Was ist kognitive Lehre und wie funktioniert sie?

Kognitive Lehre (Collins, Brown & Newman, 1989) ist ein Lehrmodell, das die Meister-Lehrling-Beziehung auf kognitive Fähigkeiten überträgt, indem es Expertendenken sichtbar macht. Es nutzt Vormachen, Coaching und Scaffolding, um normalerweise unsichtbares Denken zu externalisieren, und baut die Unterstützung dann ab, während der Lernende die Fähigkeit verinnerlicht. Es ist theoretisch gut fundiert und wird in der medizinischen und beruflichen Ausbildung breit eingesetzt, wenngleich kontrollierte Studien gegenüber Alternativen begrenzt sind.

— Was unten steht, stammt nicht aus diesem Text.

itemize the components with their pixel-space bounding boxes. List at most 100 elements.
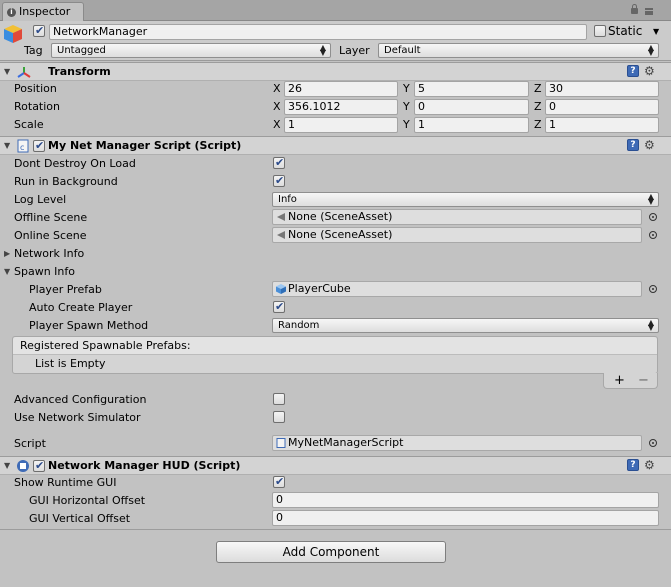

Traditionelle Lehre funktioniert bei handwerklichen Fähigkeiten, weil die Arbeit sichtbar ist: Ein angehender Tischler kann die Hände des Meisters beobachten. Bei kognitiven Fähigkeiten ist das schwerer — das Denken des Experten ist unsichtbar. Kognitive Lehre, entwickelt von Collins, Brown und Newman 1989, löst das, indem sie Expertenkognition durch lautes Denken, Coaching und strukturiertes Scaffolding externalisiert, das bewusst entfernt wird, während der Lernende wächst. Diese Übungen destillieren das Modell zu dem, was Sie heute tun können, egal ob Sie der Lernende oder der Lehrende sind.